Bigger Interest Rates on the Rise

Yesterday, the Federal Reserve Chairman spoke to the Senate Banking Committee.

Investors didn’t love what he had to say.

The following quote from Nick Timiraos at the Wall Street Journal pretty much sums it up:

“The latest economic data have come in stronger than expected, which suggests that the ultimate level of interest rates is likely to be higher than previously anticipated,” Mr. Powell said in the remarks prepared for delivery before the Senate Banking Committee. “If the totality of the data were to indicate that faster tightening is warranted, we would be prepared to increase the pace of rate hikes.”

But what exactly does that mean? Does the Fed stop at 5.50% on the target overnight lending rate? 5.75%? 6.00% Higher? Inquiring minds want to know.

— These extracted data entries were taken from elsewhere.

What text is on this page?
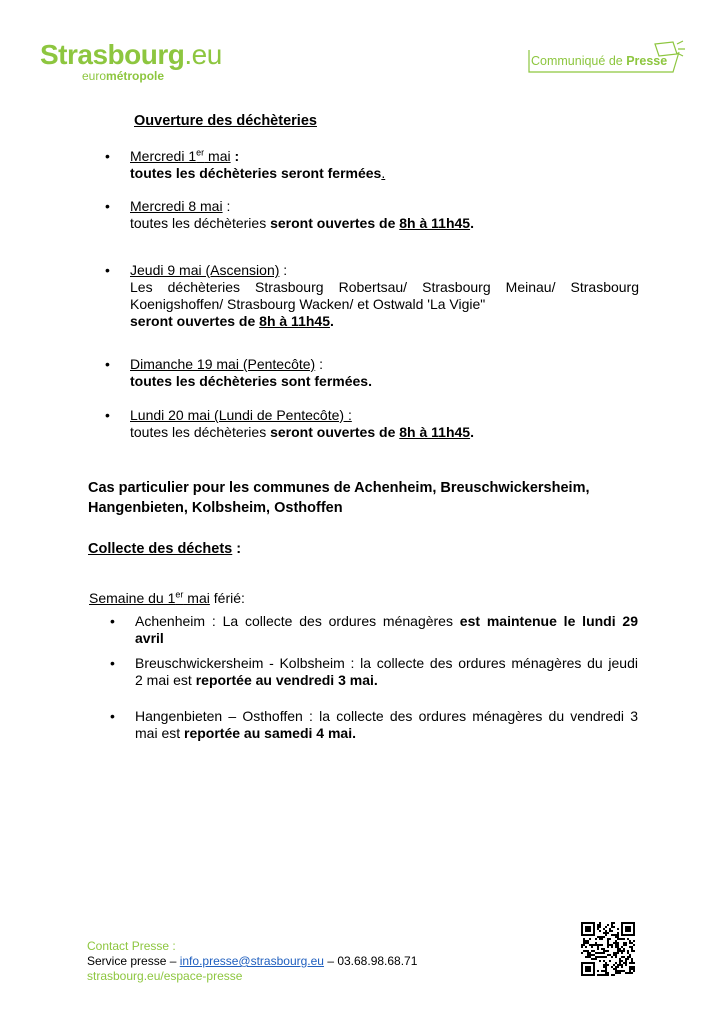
Strasbourg.eu
eurométropole
Communiqué de Presse
Ouverture des déchèteries
•	Mercredi 1er mai :
toutes les déchèteries seront fermées.
•	Mercredi 8 mai :
toutes les déchèteries seront ouvertes de 8h à 11h45.
•	Jeudi 9 mai (Ascension) :
Les déchèteries Strasbourg Robertsau/ Strasbourg Meinau/ Strasbourg
Koenigshoffen/ Strasbourg Wacken/ et Ostwald 'La Vigie"
seront ouvertes de 8h à 11h45.
•	Dimanche 19 mai (Pentecôte) :
toutes les déchèteries sont fermées.
•	Lundi 20 mai (Lundi de Pentecôte) :
toutes les déchèteries seront ouvertes de 8h à 11h45.
Cas particulier pour les communes de Achenheim, Breuschwickersheim, Hangenbieten, Kolbsheim, Osthoffen
Collecte des déchets :
Semaine du 1er mai férié:
•	Achenheim : La collecte des ordures ménagères est maintenue le lundi 29
avril
•	Breuschwickersheim - Kolbsheim : la collecte des ordures ménagères du jeudi
2 mai est reportée au vendredi 3 mai.
•	Hangenbieten – Osthoffen : la collecte des ordures ménagères du vendredi 3
mai est reportée au samedi 4 mai.
Contact Presse :
Service presse – info.presse@strasbourg.eu – 03.68.98.68.71
strasbourg.eu/espace-presse
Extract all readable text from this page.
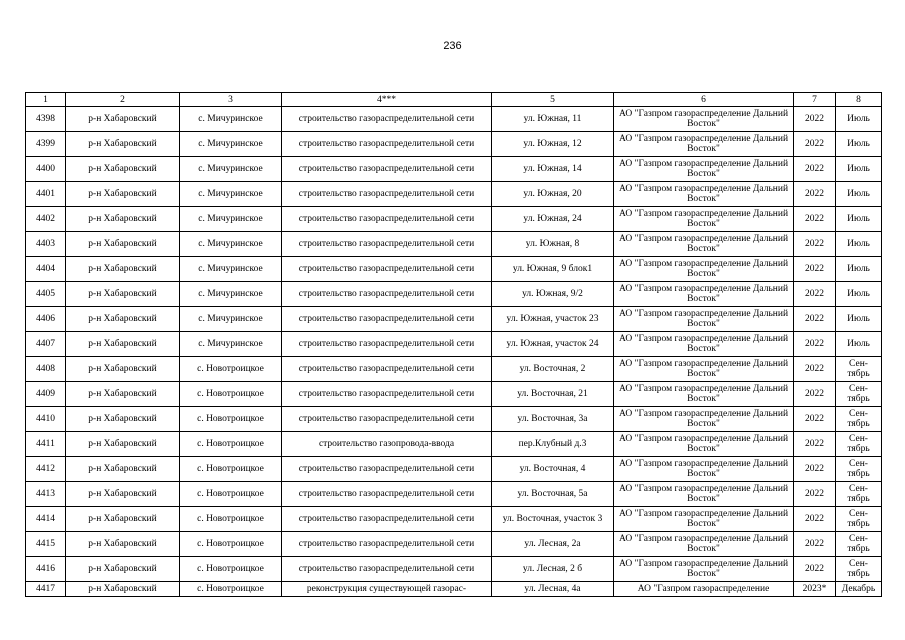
236
1	2	3	4***	5	6	7	8
4398	р-н Хабаровский	с. Мичуринское	строительство газораспределительной сети	ул. Южная, 11	АО "Газпром газораспределение Дальний Восток"	2022	Июль
4399	р-н Хабаровский	с. Мичуринское	строительство газораспределительной сети	ул. Южная, 12	АО "Газпром газораспределение Дальний Восток"	2022	Июль
4400	р-н Хабаровский	с. Мичуринское	строительство газораспределительной сети	ул. Южная, 14	АО "Газпром газораспределение Дальний Восток"	2022	Июль
4401	р-н Хабаровский	с. Мичуринское	строительство газораспределительной сети	ул. Южная, 20	АО "Газпром газораспределение Дальний Восток"	2022	Июль
4402	р-н Хабаровский	с. Мичуринское	строительство газораспределительной сети	ул. Южная, 24	АО "Газпром газораспределение Дальний Восток"	2022	Июль
4403	р-н Хабаровский	с. Мичуринское	строительство газораспределительной сети	ул. Южная, 8	АО "Газпром газораспределение Дальний Восток"	2022	Июль
4404	р-н Хабаровский	с. Мичуринское	строительство газораспределительной сети	ул. Южная, 9 блок1	АО "Газпром газораспределение Дальний Восток"	2022	Июль
4405	р-н Хабаровский	с. Мичуринское	строительство газораспределительной сети	ул. Южная, 9/2	АО "Газпром газораспределение Дальний Восток"	2022	Июль
4406	р-н Хабаровский	с. Мичуринское	строительство газораспределительной сети	ул. Южная, участок 23	АО "Газпром газораспределение Дальний Восток"	2022	Июль
4407	р-н Хабаровский	с. Мичуринское	строительство газораспределительной сети	ул. Южная, участок 24	АО "Газпром газораспределение Дальний Восток"	2022	Июль
4408	р-н Хабаровский	с. Новотроицкое	строительство газораспределительной сети	ул. Восточная, 2	АО "Газпром газораспределение Дальний Восток"	2022	Сен-тябрь
4409	р-н Хабаровский	с. Новотроицкое	строительство газораспределительной сети	ул. Восточная, 21	АО "Газпром газораспределение Дальний Восток"	2022	Сен-тябрь
4410	р-н Хабаровский	с. Новотроицкое	строительство газораспределительной сети	ул. Восточная, 3а	АО "Газпром газораспределение Дальний Восток"	2022	Сен-тябрь
4411	р-н Хабаровский	с. Новотроицкое	строительство газопровода-ввода	пер.Клубный д.3	АО "Газпром газораспределение Дальний Восток"	2022	Сен-тябрь
4412	р-н Хабаровский	с. Новотроицкое	строительство газораспределительной сети	ул. Восточная, 4	АО "Газпром газораспределение Дальний Восток"	2022	Сен-тябрь
4413	р-н Хабаровский	с. Новотроицкое	строительство газораспределительной сети	ул. Восточная, 5а	АО "Газпром газораспределение Дальний Восток"	2022	Сен-тябрь
4414	р-н Хабаровский	с. Новотроицкое	строительство газораспределительной сети	ул. Восточная, участок 3	АО "Газпром газораспределение Дальний Восток"	2022	Сен-тябрь
4415	р-н Хабаровский	с. Новотроицкое	строительство газораспределительной сети	ул. Лесная, 2а	АО "Газпром газораспределение Дальний Восток"	2022	Сен-тябрь
4416	р-н Хабаровский	с. Новотроицкое	строительство газораспределительной сети	ул. Лесная, 2 б	АО "Газпром газораспределение Дальний Восток"	2022	Сен-тябрь
4417	р-н Хабаровский	с. Новотроицкое	реконструкция существующей газорас-	ул. Лесная, 4а	АО "Газпром газораспределение	2023*	Декабрь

Rather than predict what is inside Chairman Powell’s head (a losing proposition), I will simply tell you what the markets are thinking.

Drum roll please: another 100 basis points of rate hikes between now and the end of July, possibly the end of June. Futures are predicting 75 basis points by the May 3rd Federal Open Market Committee (FOMC), and an additional 25 basis points at some point during the summer.

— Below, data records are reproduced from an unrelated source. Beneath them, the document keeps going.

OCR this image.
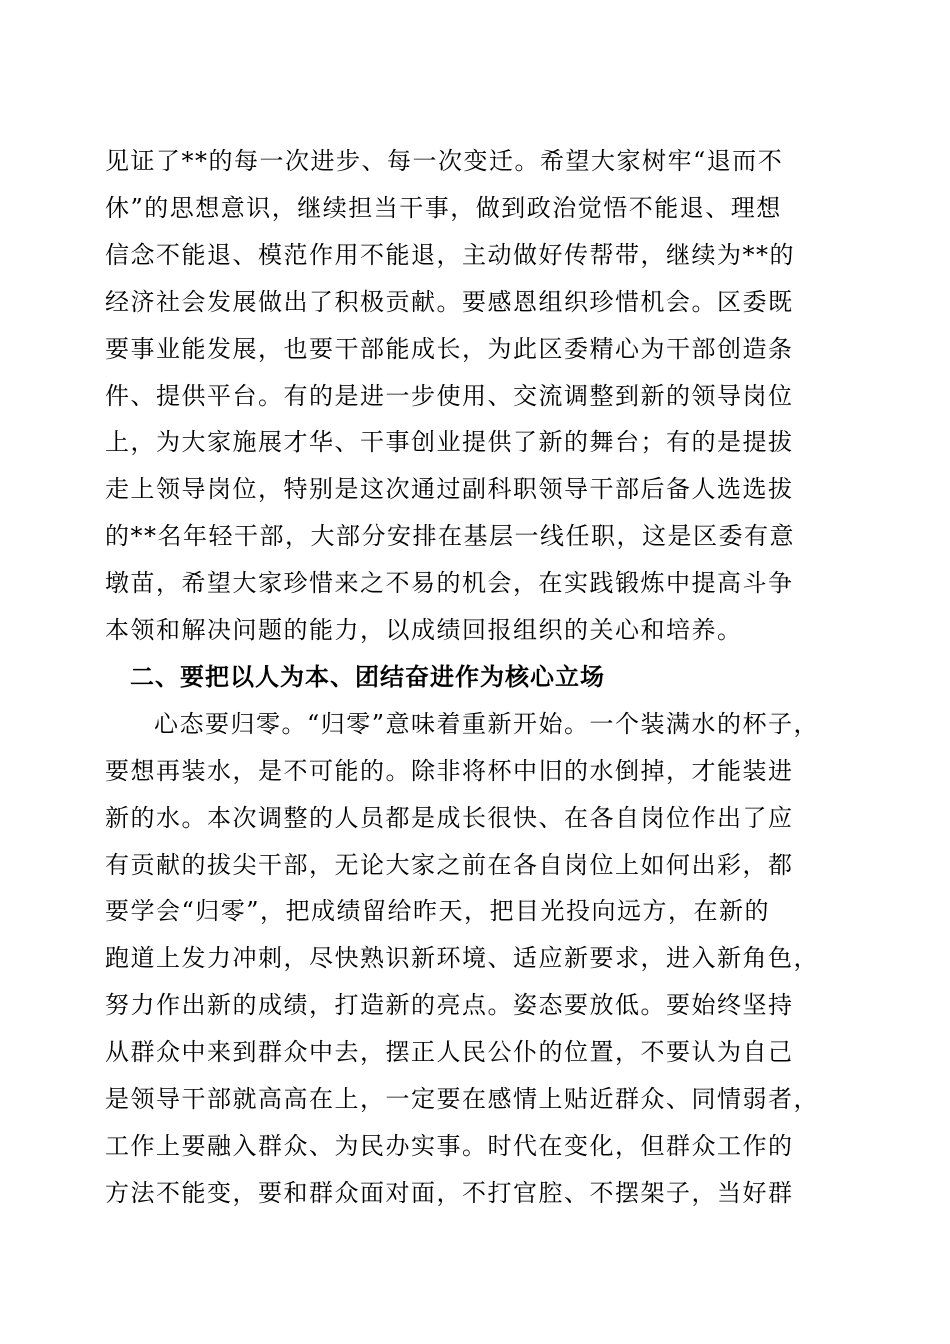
见证了**的每一次进步、每一次变迁。希望大家树牢“退而不
休”的思想意识，继续担当干事，做到政治觉悟不能退、理想
信念不能退、模范作用不能退，主动做好传帮带，继续为**的
经济社会发展做出了积极贡献。要感恩组织珍惜机会。区委既
要事业能发展，也要干部能成长，为此区委精心为干部创造条
件、提供平台。有的是进一步使用、交流调整到新的领导岗位
上，为大家施展才华、干事创业提供了新的舞台；有的是提拔
走上领导岗位，特别是这次通过副科职领导干部后备人选选拔
的**名年轻干部，大部分安排在基层一线任职，这是区委有意
墩苗，希望大家珍惜来之不易的机会，在实践锻炼中提高斗争
本领和解决问题的能力，以成绩回报组织的关心和培养。
二、要把以人为本、团结奋进作为核心立场
心态要归零。“归零”意味着重新开始。一个装满水的杯子，
要想再装水，是不可能的。除非将杯中旧的水倒掉，才能装进
新的水。本次调整的人员都是成长很快、在各自岗位作出了应
有贡献的拔尖干部，无论大家之前在各自岗位上如何出彩，都
要学会“归零”，把成绩留给昨天，把目光投向远方，在新的
跑道上发力冲刺，尽快熟识新环境、适应新要求，进入新角色，
努力作出新的成绩，打造新的亮点。姿态要放低。要始终坚持
从群众中来到群众中去，摆正人民公仆的位置，不要认为自己
是领导干部就高高在上，一定要在感情上贴近群众、同情弱者，
工作上要融入群众、为民办实事。时代在变化，但群众工作的
方法不能变，要和群众面对面，不打官腔、不摆架子，当好群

At the start of the year, a lot of folks thought the Fed might be done at 5.00% or 5.25%. Unfortunately, those days are over.

If the Fed does, in fact, take the upper range on the overnight rate to 5.75%, that would/could/should take Prime to 8.75%.  We haven’t seen that level since the start of 2001. Let’s just say we are living in some interesting times, but will we go into recession? That is the $64,000 Question.

We have a lot of data coming up which will help us make that prediction. As a I type here today, things aren’t outrageously robust, but they are still okay…no debilitating recession in the old crystal ball. However, interest rate hikes tend to take their time moving through the economy, often up to a year. So, the short-term prediction is probably not. As for the longer-term prediction?   It is too early to tell.

However, one thing is for certain: Jay Powell and the rest of this Federal Reserve are more hawkish on inflation than anyone would have thought this time last year.